Isma'il was succeeded by his son al-Hasan, and at this point the amirate likely subordinate to the Qarmatians. After the rule of al-Hasan's son Ahmad, the history of the Banu 'l-Ukhaidhir becomes obscure. When the traveler Nasir-i Khusraw arrived in al-Yamamah in 1051, the Banu 'l-Ukhaidhir were still ruling there, but at some point after this the Banu Kilab took over the country.

==Rulers==
(Established in 866 by Muḥammad ibn Yūsūfūʾl-Ukhayḍir ibn Ibrāhīm ibn Mūsā al-Jawn after the unsuccessful revolt of his brother Ismā'īl ibn Yūsūfūʾl-Ukhayḍir in April 865)
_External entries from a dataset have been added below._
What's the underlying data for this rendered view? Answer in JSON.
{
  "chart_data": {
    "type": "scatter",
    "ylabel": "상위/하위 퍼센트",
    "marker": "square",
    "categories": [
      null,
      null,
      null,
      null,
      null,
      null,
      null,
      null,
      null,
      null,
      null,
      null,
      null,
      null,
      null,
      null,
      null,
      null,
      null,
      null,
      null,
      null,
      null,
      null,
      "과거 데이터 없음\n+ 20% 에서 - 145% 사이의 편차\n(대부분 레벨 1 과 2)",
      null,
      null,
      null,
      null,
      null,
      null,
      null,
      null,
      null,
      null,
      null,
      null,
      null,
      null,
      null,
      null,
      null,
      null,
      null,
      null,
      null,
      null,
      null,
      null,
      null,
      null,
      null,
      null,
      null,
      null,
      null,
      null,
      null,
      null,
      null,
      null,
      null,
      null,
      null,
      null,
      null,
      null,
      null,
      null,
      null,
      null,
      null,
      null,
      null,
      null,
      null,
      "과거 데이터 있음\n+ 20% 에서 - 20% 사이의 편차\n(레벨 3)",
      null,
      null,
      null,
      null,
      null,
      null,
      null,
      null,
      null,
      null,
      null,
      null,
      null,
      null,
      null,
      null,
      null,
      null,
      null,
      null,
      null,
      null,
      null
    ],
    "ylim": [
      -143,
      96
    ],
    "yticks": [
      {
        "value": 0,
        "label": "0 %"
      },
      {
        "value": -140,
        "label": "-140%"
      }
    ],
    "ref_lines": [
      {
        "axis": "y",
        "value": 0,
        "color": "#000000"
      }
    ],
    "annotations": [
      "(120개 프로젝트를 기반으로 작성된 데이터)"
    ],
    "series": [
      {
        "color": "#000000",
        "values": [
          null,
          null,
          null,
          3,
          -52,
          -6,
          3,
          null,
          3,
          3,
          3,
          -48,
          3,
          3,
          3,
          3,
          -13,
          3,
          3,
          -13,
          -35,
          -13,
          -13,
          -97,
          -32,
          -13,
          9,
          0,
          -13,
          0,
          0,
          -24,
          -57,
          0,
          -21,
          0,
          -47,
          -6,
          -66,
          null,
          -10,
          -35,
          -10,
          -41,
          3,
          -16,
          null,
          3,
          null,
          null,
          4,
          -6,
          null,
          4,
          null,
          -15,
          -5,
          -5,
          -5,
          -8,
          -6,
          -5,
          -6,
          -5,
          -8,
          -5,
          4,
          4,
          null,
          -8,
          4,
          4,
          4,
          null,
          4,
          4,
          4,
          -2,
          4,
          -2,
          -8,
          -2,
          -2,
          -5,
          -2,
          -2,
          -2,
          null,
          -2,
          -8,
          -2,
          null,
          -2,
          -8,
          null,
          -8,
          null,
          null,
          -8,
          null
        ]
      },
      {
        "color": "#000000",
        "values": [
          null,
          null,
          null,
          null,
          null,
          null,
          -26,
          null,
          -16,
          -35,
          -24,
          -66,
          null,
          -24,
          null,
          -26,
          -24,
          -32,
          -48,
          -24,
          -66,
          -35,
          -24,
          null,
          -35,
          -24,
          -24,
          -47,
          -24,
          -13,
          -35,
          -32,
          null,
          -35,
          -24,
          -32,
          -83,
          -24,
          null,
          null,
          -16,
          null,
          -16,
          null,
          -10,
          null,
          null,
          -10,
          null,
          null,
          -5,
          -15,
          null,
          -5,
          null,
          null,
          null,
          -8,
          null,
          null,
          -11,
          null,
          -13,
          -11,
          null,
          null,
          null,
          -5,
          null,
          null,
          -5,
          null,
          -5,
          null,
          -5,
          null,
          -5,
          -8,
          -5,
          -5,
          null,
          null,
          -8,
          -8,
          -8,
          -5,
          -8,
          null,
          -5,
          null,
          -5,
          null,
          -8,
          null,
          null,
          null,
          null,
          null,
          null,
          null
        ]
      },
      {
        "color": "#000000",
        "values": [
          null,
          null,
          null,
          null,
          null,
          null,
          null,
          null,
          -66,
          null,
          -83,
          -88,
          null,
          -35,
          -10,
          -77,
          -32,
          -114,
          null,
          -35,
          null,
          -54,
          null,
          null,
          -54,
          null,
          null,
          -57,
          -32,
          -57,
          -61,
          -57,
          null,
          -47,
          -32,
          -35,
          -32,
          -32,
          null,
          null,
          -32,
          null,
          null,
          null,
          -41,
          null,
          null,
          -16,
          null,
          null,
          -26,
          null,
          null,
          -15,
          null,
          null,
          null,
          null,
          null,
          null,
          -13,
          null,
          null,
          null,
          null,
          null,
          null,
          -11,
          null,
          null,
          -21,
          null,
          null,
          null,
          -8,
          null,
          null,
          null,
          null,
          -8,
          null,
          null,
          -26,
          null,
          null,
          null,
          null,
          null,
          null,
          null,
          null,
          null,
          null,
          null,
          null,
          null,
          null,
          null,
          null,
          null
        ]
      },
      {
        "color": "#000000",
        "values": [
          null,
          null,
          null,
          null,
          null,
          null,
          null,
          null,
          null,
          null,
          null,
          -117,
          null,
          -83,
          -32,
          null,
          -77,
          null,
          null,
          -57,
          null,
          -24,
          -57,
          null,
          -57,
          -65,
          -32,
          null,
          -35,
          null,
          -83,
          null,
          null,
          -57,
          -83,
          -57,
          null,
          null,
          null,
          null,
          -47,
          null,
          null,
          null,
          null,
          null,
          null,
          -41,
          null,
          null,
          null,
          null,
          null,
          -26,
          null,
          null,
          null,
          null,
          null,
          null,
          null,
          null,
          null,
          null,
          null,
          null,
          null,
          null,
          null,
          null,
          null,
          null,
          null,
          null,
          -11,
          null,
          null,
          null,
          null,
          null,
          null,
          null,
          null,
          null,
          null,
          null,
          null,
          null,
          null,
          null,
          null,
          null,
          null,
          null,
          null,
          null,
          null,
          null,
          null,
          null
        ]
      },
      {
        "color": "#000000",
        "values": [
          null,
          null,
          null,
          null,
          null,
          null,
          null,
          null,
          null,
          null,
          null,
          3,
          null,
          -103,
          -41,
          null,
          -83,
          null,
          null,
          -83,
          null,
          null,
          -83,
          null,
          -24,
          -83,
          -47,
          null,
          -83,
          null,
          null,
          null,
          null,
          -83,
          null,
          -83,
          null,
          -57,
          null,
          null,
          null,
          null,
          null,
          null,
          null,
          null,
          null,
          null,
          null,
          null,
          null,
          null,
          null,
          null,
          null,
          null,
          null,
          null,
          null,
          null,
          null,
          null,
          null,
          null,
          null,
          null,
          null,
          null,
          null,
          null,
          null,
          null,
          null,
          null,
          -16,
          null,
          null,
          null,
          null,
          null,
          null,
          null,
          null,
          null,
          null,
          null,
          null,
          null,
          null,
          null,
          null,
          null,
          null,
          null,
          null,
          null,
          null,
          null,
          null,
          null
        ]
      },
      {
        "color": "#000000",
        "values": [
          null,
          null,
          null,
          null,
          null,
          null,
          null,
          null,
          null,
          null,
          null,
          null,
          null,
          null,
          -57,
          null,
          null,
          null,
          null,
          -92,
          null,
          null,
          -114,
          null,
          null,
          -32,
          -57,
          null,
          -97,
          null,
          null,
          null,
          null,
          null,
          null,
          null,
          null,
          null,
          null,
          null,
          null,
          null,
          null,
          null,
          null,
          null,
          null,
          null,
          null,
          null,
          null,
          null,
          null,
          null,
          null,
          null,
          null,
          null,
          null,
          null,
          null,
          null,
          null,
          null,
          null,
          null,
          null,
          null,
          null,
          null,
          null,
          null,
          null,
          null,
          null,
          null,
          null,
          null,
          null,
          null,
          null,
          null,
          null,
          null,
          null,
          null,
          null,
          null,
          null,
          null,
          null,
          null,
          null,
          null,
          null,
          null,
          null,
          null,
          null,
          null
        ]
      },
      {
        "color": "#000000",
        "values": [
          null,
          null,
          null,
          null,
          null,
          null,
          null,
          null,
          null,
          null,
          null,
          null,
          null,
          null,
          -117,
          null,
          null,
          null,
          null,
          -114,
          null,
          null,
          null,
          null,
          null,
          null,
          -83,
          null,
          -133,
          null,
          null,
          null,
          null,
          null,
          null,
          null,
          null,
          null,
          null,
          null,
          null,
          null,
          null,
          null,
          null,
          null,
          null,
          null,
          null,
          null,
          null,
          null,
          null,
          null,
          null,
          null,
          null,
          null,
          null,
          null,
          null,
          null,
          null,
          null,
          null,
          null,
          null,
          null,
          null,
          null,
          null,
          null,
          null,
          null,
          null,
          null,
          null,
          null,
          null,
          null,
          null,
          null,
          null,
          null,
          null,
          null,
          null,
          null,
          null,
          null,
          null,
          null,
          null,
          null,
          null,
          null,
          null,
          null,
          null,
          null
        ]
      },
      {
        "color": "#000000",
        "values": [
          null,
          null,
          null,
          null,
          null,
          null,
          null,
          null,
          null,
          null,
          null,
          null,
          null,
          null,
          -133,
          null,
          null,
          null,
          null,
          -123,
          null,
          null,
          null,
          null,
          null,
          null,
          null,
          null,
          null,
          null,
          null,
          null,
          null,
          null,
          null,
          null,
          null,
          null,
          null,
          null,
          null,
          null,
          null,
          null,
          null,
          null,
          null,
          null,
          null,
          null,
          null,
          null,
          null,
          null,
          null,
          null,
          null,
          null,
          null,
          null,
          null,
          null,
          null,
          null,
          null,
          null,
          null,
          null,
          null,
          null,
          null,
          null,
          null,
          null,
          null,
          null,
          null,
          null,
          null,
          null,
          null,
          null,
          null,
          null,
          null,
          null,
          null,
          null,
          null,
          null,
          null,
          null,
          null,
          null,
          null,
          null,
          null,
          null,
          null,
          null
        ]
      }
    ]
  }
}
1. Muḥammad ibn Yūsūfūʾl-Ukhayḍir ibn Ibrāhīm ibn Mūsā al-Jawn ibn ʿAbd Allāh al-Kāmīl ibn Ḥasan al-Mu'thannā ibn Ḥasan al-Mujtabā (from 866)
2. Yūsūf ibn Muḥammad ibn Yūsūfūʾl-Ukhayḍir ibn Ibrāhīm ibn Mūsā al-Jawn ibn ʿAbd Allāh al-Kāmīl ibn Ḥasan al-Mu'thannā (son of #1)
3. Ismā'īl ibn Yūsūf ibn Muḥammad ibn Yūsūfūʾl-Ukhayḍir ibn Ibrāhīm ibn Mūsā al-Jawn ibn ʿAbd Allāh al-Kāmīl (son of #2) (to 928)
4. Al-Ḥasan ibn Yūsūf ibn Muḥammad ibn Yūsūfūʾl-Ukhayḍir ibn Ibrāhīm ibn Mūsā al-Jawn (brother of #3)
5. Aḥmad ibn al-Ḥasan ibn Yūsūf ibn Muḥammad ibn Yūsūfūʾl-Ukhayḍir ibn Ibrāhīm (son of #4)
6. Abu 'l-Muqallid Ja'far ibn Aḥmad ibn al-Ḥasan ibn Yūsūf ibn Muḥammad ibn Yūsūfūʾl-Ukhayḍir (son of #5)
7. And the Descendants of Abu 'l-Muqallid Ja'far ibn Aḥmad ibn al-Ḥasan ibn Yūsūf ibn Muḥammad

After Aḥmad ibn al-Ḥasan ibn Yūsūf, the list of rulers becomes uncertain, but later amirs were descendants of his son Abu 'l-Muqallid Ja'far.